The other line I draw is at incitements of violence. I pretty much have zero tolerance here professionally or personally.
These are my personal statements about how I will relate to public communicators. I do not speak for Aella or plzdontkillus when I say the above, although I am approximately half of that organization, and we will include clauses in our conduct policy that prohibit producing misleading content or incitements to violence.
So, we are running the first cohort of pzdolntkillus in July. Above are some of the considerations that led me to staging an intentional crisis of faith around whether I should work on it, and led me to decide during that crisis of faith that we should at least run the first cohort and see how it goes. I am mostly optimistic that we can figure something out here and that we will make it work, but I am definitely also open to the possibility that this program turns out to be not worth running a second time. If you have suggestions, considerations, arguments, feedback, etc, please do reach out, and if you’re interested in trying to post a short form video every day in July, please apply!
If you follow my substack and you’re interested, I really think you should apply! Yes, even you, even if you are not a woman, or not charismatic, or whatever. Apply!

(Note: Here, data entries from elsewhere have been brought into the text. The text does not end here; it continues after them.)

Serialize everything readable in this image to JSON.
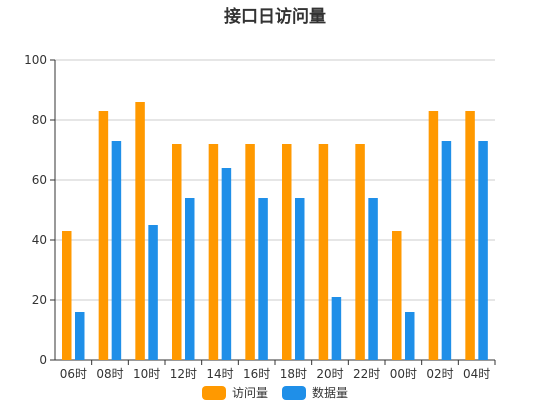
{
  "chart_data": {
    "type": "bar",
    "title": "接口日访问量",
    "categories": [
      "06时",
      "08时",
      "10时",
      "12时",
      "14时",
      "16时",
      "18时",
      "20时",
      "22时",
      "00时",
      "02时",
      "04时"
    ],
    "series": [
      {
        "name": "访问量",
        "color": "#ff9900",
        "values": [
          43,
          83,
          86,
          72,
          72,
          72,
          72,
          72,
          72,
          43,
          83,
          83
        ]
      },
      {
        "name": "数据量",
        "color": "#1f8fe8",
        "values": [
          16,
          73,
          45,
          54,
          64,
          54,
          54,
          21,
          54,
          16,
          73,
          73
        ]
      }
    ],
    "ylim": [
      0,
      100
    ],
    "yticks": [
      0,
      20,
      40,
      60,
      80,
      100
    ],
    "grid": true,
    "legend_position": "bottom-center"
  }
}
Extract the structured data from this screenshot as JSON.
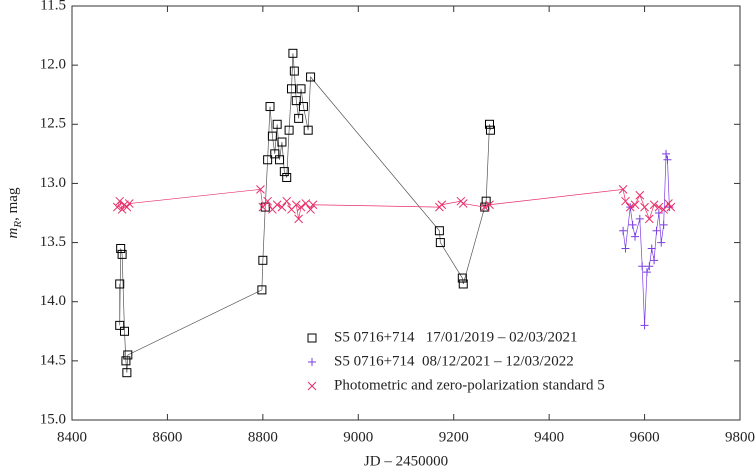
{
  "chart_data": {
    "type": "scatter",
    "xlabel": "JD – 2450000",
    "ylabel": {
      "main": "m",
      "sub": "R",
      "rest": ", mag"
    },
    "xlim": [
      8400,
      9800
    ],
    "xticks": [
      8400,
      8600,
      8800,
      9000,
      9200,
      9400,
      9600,
      9800
    ],
    "ylim": [
      11.5,
      15
    ],
    "y_inverted": true,
    "yticks": [
      11.5,
      {
        "value": 12,
        "label": "12.0"
      },
      12.5,
      {
        "value": 13,
        "label": "13.0"
      },
      13.5,
      {
        "value": 14,
        "label": "14.0"
      },
      14.5,
      {
        "value": 15,
        "label": "15.0"
      }
    ],
    "series": [
      {
        "name": "S5 0716+714   17/01/2019 – 02/03/2021",
        "color": "#000000",
        "marker": "square",
        "line_color": "#555555",
        "x": [
          8500,
          8500,
          8502,
          8505,
          8510,
          8513,
          8515,
          8517,
          8798,
          8800,
          8805,
          8810,
          8815,
          8820,
          8825,
          8830,
          8835,
          8840,
          8845,
          8850,
          8855,
          8860,
          8863,
          8866,
          8870,
          8875,
          8880,
          8885,
          8895,
          8900,
          9170,
          9172,
          9218,
          9220,
          9265,
          9268,
          9275,
          9277
        ],
        "values": [
          13.85,
          14.2,
          13.55,
          13.6,
          14.25,
          14.5,
          14.6,
          14.45,
          13.9,
          13.65,
          13.2,
          12.8,
          12.35,
          12.6,
          12.75,
          12.5,
          12.8,
          12.65,
          12.9,
          12.95,
          12.55,
          12.2,
          11.9,
          12.05,
          12.3,
          12.45,
          12.2,
          12.35,
          12.55,
          12.1,
          13.4,
          13.5,
          13.8,
          13.85,
          13.2,
          13.15,
          12.5,
          12.55
        ]
      },
      {
        "name": "S5 0716+714  08/12/2021 – 12/03/2022",
        "color": "#7b3fe4",
        "marker": "plus",
        "line_color": "#7b3fe4",
        "x": [
          9555,
          9560,
          9570,
          9575,
          9580,
          9590,
          9595,
          9600,
          9605,
          9610,
          9615,
          9620,
          9625,
          9630,
          9635,
          9640,
          9645,
          9648,
          9652
        ],
        "values": [
          13.4,
          13.55,
          13.2,
          13.35,
          13.45,
          13.3,
          13.7,
          14.2,
          13.75,
          13.7,
          13.55,
          13.65,
          13.4,
          13.25,
          13.5,
          13.35,
          12.75,
          12.8,
          13.2
        ]
      },
      {
        "name": "Photometric and zero-polarization standard 5",
        "color": "#e8306a",
        "marker": "cross",
        "line_color": "#e8306a",
        "x": [
          8495,
          8500,
          8505,
          8510,
          8515,
          8520,
          8795,
          8800,
          8810,
          8820,
          8830,
          8840,
          8850,
          8860,
          8870,
          8875,
          8880,
          8890,
          8900,
          8905,
          9170,
          9175,
          9215,
          9220,
          9265,
          9275,
          9555,
          9560,
          9570,
          9580,
          9590,
          9600,
          9610,
          9620,
          9630,
          9640,
          9650,
          9655
        ],
        "values": [
          13.2,
          13.15,
          13.22,
          13.18,
          13.2,
          13.17,
          13.05,
          13.2,
          13.15,
          13.22,
          13.18,
          13.2,
          13.15,
          13.22,
          13.18,
          13.3,
          13.2,
          13.17,
          13.22,
          13.18,
          13.2,
          13.18,
          13.15,
          13.17,
          13.2,
          13.18,
          13.05,
          13.15,
          13.2,
          13.18,
          13.1,
          13.2,
          13.3,
          13.18,
          13.2,
          13.22,
          13.17,
          13.2
        ]
      }
    ],
    "legend": "lower center"
  }
}
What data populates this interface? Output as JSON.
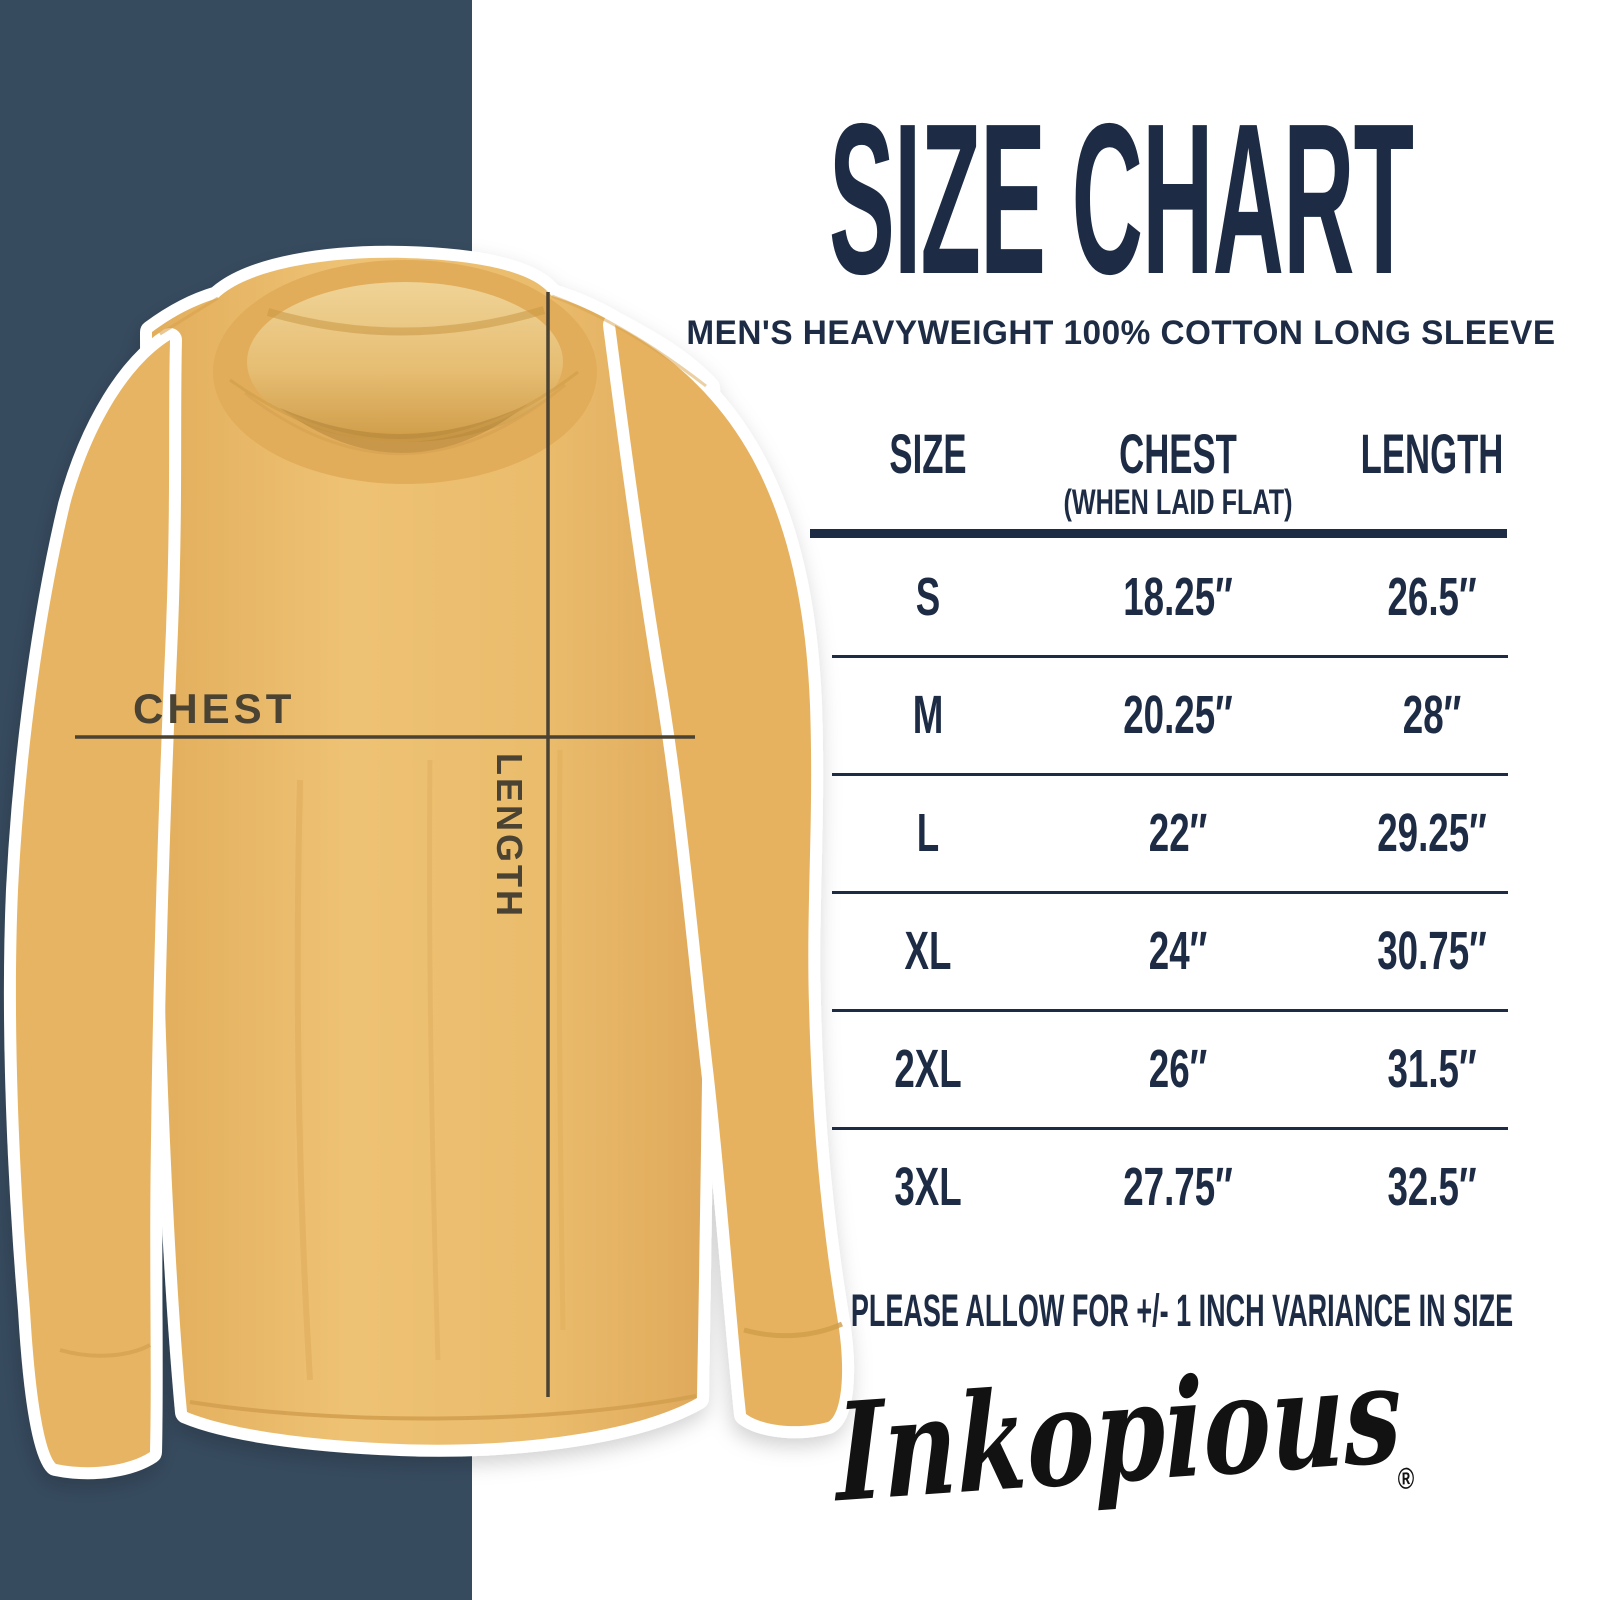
{
  "header": {
    "title": "SIZE CHART",
    "subtitle": "MEN'S HEAVYWEIGHT 100% COTTON LONG SLEEVE"
  },
  "chart_data": {
    "type": "table",
    "title": "SIZE CHART",
    "subtitle": "MEN'S HEAVYWEIGHT 100% COTTON LONG SLEEVE",
    "columns": [
      "SIZE",
      "CHEST",
      "LENGTH"
    ],
    "chest_subnote": "(WHEN LAID FLAT)",
    "rows": [
      {
        "size": "S",
        "chest": "18.25″",
        "length": "26.5″"
      },
      {
        "size": "M",
        "chest": "20.25″",
        "length": "28″"
      },
      {
        "size": "L",
        "chest": "22″",
        "length": "29.25″"
      },
      {
        "size": "XL",
        "chest": "24″",
        "length": "30.75″"
      },
      {
        "size": "2XL",
        "chest": "26″",
        "length": "31.5″"
      },
      {
        "size": "3XL",
        "chest": "27.75″",
        "length": "32.5″"
      }
    ],
    "note": "PLEASE ALLOW FOR +/- 1 INCH VARIANCE IN SIZE"
  },
  "note": "PLEASE ALLOW FOR +/- 1 INCH VARIANCE IN SIZE",
  "diagram": {
    "chest_label": "CHEST",
    "length_label": "LENGTH"
  },
  "brand": {
    "logo_text": "Inkopious",
    "registered_mark": "®"
  },
  "colors": {
    "stripe_navy": "#374b5f",
    "text_navy": "#1d2c44",
    "shirt_mustard": "#eabc6c",
    "measure_line": "#4a4232",
    "logo_black": "#121212"
  }
}
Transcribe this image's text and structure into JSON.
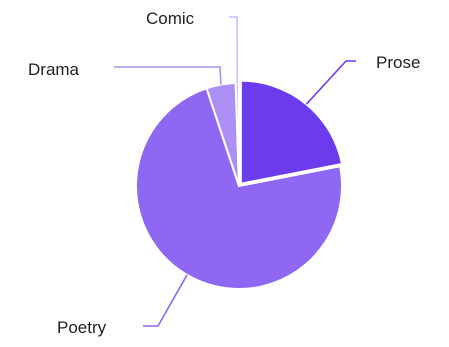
{
  "chart_data": {
    "type": "pie",
    "title": "",
    "slices": [
      {
        "label": "Prose",
        "value": 21.5,
        "color": "#6c3bee"
      },
      {
        "label": "Poetry",
        "value": 71.5,
        "color": "#8e67f2"
      },
      {
        "label": "Drama",
        "value": 4.5,
        "color": "#ab8ff5"
      },
      {
        "label": "Comic",
        "value": 0.5,
        "color": "#cdbcf9"
      }
    ],
    "legend": "none",
    "label_placement": "outside with leader lines"
  }
}
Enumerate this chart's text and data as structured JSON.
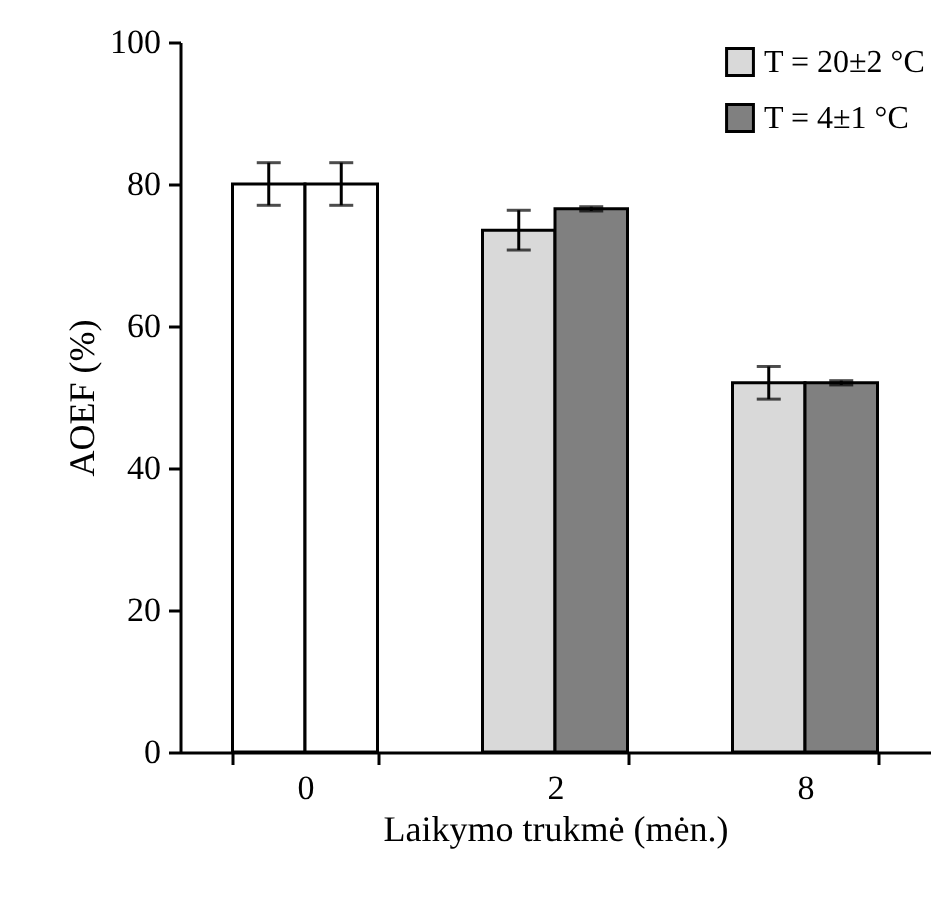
{
  "chart_data": {
    "type": "bar",
    "xlabel": "Laikymo trukmė (mėn.)",
    "ylabel": "AOEF (%)",
    "categories": [
      "0",
      "2",
      "8"
    ],
    "series": [
      {
        "name": "T = 20±2 °C",
        "color": "#d9d9d9",
        "colors": [
          "#ffffff",
          "#d9d9d9",
          "#d9d9d9"
        ],
        "values": [
          80,
          73.5,
          52
        ],
        "errors": [
          3,
          2.8,
          2.3
        ]
      },
      {
        "name": "T = 4±1  °C",
        "color": "#808080",
        "colors": [
          "#ffffff",
          "#808080",
          "#808080"
        ],
        "values": [
          80,
          76.5,
          52
        ],
        "errors": [
          3,
          0.3,
          0.3
        ]
      }
    ],
    "ylim": [
      0,
      100
    ],
    "yticks": [
      0,
      20,
      40,
      60,
      80,
      100
    ],
    "grid": false,
    "legend": "top right"
  }
}
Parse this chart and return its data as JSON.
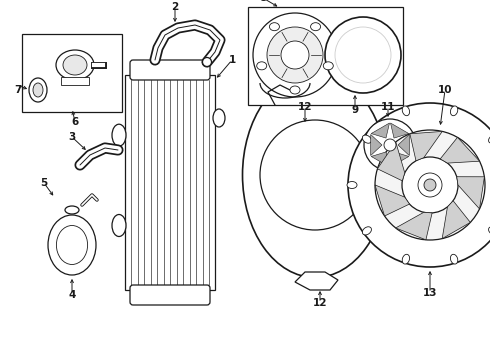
{
  "bg_color": "#ffffff",
  "line_color": "#1a1a1a",
  "fig_width": 4.9,
  "fig_height": 3.6,
  "dpi": 100,
  "font_size": 7.5,
  "font_weight": "bold",
  "font_family": "DejaVu Sans"
}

We tried to make it painless, and we are genuinely interested in all types.
You might think that I would not consider myself a moral panic promoter since I am quite confident that AI x-risk is high and that the public should be concerned about it, but that is a way of thinking that would not have helped promotors of other moral panics, say the Dungeons and Dragons moral panic of the early 80s, realize their mistake. As such, I prefer to use “moral panic” non-factively, so that I can put myself in the same reference class even when I am quite confident.
This is arguable, but it does seem to me that they mostly have screwed things up pretty badly and tend to focus on causes that are not very important, and sometimes actively backfire. Climate change activists advocating for shutting down nuclear power plants is a particularly vivid example of this.
In fact, probably attractive people are slightly more likely to make good arguments, since all good traits correlate for some reason, but you should be able to mostly d-separate your evaluation of the argument from how attractive the arguer is by , y’know, inspecting the argument.
I’m not going to argue for this here. I might argue for it or something like it in a future post.






I really want to apply to this but my graduation is first week of july. Is it still possible to come if i can't make it in person the first 3-4 days of July but still make a video for each of those days (remotely), then show up for the rest?
Should i still apply given this constraint? And if so, should i be honest in the "Can you stay the full month?" question (possibly one that eliminates applicants if not a Yes answer)
Glad the crisis of faith led to the elucidation of your.. braining. Reading this helped with my nerves. I finished the written part of the application when the link came out on Aella’s feed, but am procrastinating the video component since I am neither viral material, nor of “high epistemic standards”. But looks like cute female communicator may just be enough to get my foot into the door. WINS.